Distantes, pássaros sobrevoam a
região. Biólogos estudam o ecossistema em casas construídas sobre palafitas, vistas à distância.
Nem todo o mar seca na maré
baixa: 20% da área é poupada. A
região serve de criadouro para algumas espécies de peixes do mar
do Norte, que procuram as águas
mais quentes do mar de Wad.
O percurso também inclui cinco "rios" -correntes submarinas que formam canais no fundo
do mar. O último rio, a cerca de
800 metros da ilha, é o mais profundo: chega a 1 m.
Os guias contam com rádios
para se comunicar com os grupos
e celular para falar com bases em
terra. As agências que organizam
a atividade sempre recebem informações sobre clima e marés
do serviço meteorológico holandês.
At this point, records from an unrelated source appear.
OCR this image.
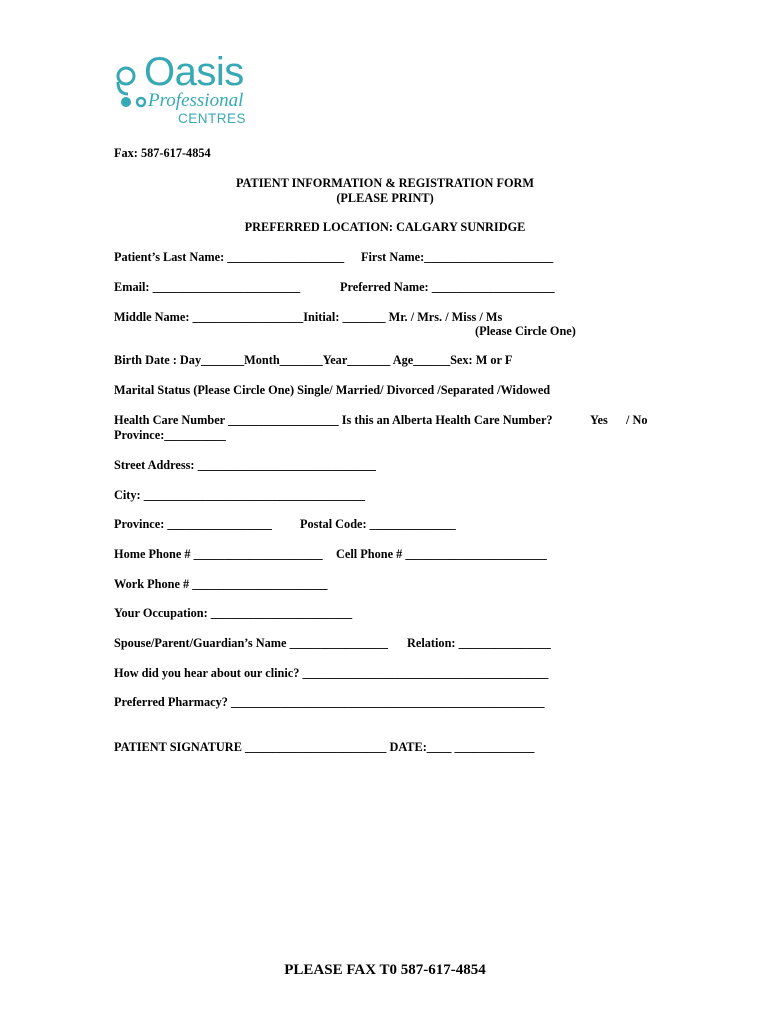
Oasis
Professional
CENTRES
Fax: 587-617-4854
PATIENT INFORMATION & REGISTRATION FORM
(PLEASE PRINT)
PREFERRED LOCATION: CALGARY SUNRIDGE
Patient’s Last Name: ___________________ First Name:_____________________
Email: ________________________	Preferred Name: ____________________
Middle Name: __________________Initial: _______ Mr. / Mrs. / Miss / Ms
(Please Circle One)
Birth Date : Day_______Month_______Year_______ Age______Sex: M or F
Marital Status (Please Circle One) Single/ Married/ Divorced /Separated /Widowed
Health Care Number __________________ Is this an Alberta Health Care Number?	Yes / No
Province:__________
Street Address: _____________________________
City: ____________________________________
Province: _________________ Postal Code: ______________
Home Phone # _____________________ Cell Phone # _______________________
Work Phone # ______________________
Your Occupation: _______________________
Spouse/Parent/Guardian’s Name ________________ Relation: _______________
How did you hear about our clinic? ________________________________________
Preferred Pharmacy? ___________________________________________________
PATIENT SIGNATURE _______________________ DATE:____ _____________
PLEASE FAX T0 587-617-4854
Toda essa tecnologia difere
do tempo em que levavam pombas na caminhada e as liberavam
após atravessarem trechos mais
difíceis para informar às bases.
Na chegada, o grupo é recepcionado pelos diques. O sul da
ilha é protegido pela estrutura, e
o norte, por dunas. Ao longe é
possível ver o barco que comunica a ilha com o continente e que
leva os caminhantes de volta.
Schiermonnikoog, como outros destinos de caminhadas,
pertence à Província da Frísia,
cuja população é orgulhosa de
suas tradições e cultura. O frísio é
falado por 300 mil pessoas.
Após curto descanso e troca de
roupas sem muita privacidade, o
grupo vai de ônibus para o vilarejo de Schiermonnikoog. Lá degusta as tradicionais panquecas
locais no restaurante De Sapkûm
("o prato de sopa", em frísio).
Mas é preciso caminhar um pouco mais para encontrá-las.